Motif allows clients, for example, to ask for shares in ESG companies. Or if they work for Apple or Alphabet and have stock options, they might want to forgo exposure to high-tech shares. And Motif can generate additional alpha by creating tax benefits for portfolios.

On the near horizon is the expansion of digitization to help investors measure their performance against a variety of benchmarks. Apparently, Schwab clients are no longer satisfied with comparing their portfolio results to the S&P 500 or Nasdaq. They want to know where they stand in relation to people their age or gender, or who live in their community. “We call this the ‘How am I doing?’ area,” says Neesha Hathi, Schwab’s chief digital officer. “It’s a great opportunity for us.”

Meanwhile, there’s still a pandemic to overcome.

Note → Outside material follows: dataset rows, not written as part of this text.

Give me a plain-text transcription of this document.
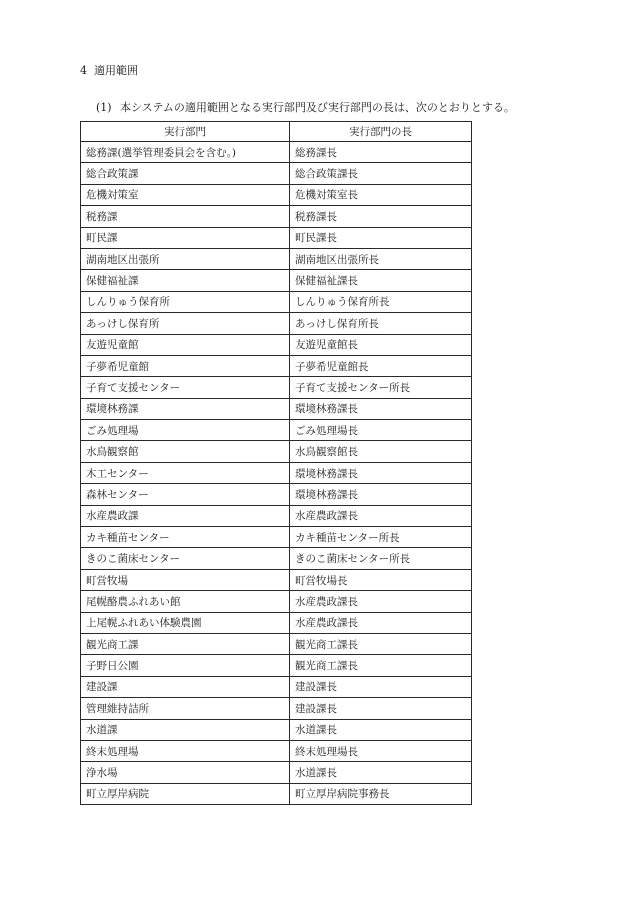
4 適用範囲
(1) 本システムの適用範囲となる実行部門及び実行部門の長は、次のとおりとする。
実行部門	実行部門の長
総務課(選挙管理委員会を含む。)	総務課長
総合政策課	総合政策課長
危機対策室	危機対策室長
税務課	税務課長
町民課	町民課長
湖南地区出張所	湖南地区出張所長
保健福祉課	保健福祉課長
しんりゅう保育所	しんりゅう保育所長
あっけし保育所	あっけし保育所長
友遊児童館	友遊児童館長
子夢希児童館	子夢希児童館長
子育て支援センター	子育て支援センター所長
環境林務課	環境林務課長
ごみ処理場	ごみ処理場長
水鳥観察館	水鳥観察館長
木工センター	環境林務課長
森林センター	環境林務課長
水産農政課	水産農政課長
カキ種苗センター	カキ種苗センター所長
きのこ菌床センター	きのこ菌床センター所長
町営牧場	町営牧場長
尾幌酪農ふれあい館	水産農政課長
上尾幌ふれあい体験農園	水産農政課長
観光商工課	観光商工課長
子野日公園	観光商工課長
建設課	建設課長
管理維持詰所	建設課長
水道課	水道課長
終末処理場	終末処理場長
浄水場	水道課長
町立厚岸病院	町立厚岸病院事務長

Bettinger points out that Schwab was built to withstand the crises that will inevitably arise. Above all that means ensuring that its balance sheet is invested far more conservatively than most clients’ brokerage accounts — with some 70 percent of Schwab’s own portfolio taken up by U.S. government-backed debt. And though Bettinger insists that Schwab is interested in clients whether they bring $20,000 or $20 million to the table, he expects an expansion upmarket for the firm.

This dual formula has worked well in the past. “We made tremendous market share gains coming out of the 2008 crisis,” says Bettinger. “We feel it will lead to the same this time as well.”

And every other week, Chuck can count on getting a detailed progress memo from Walt.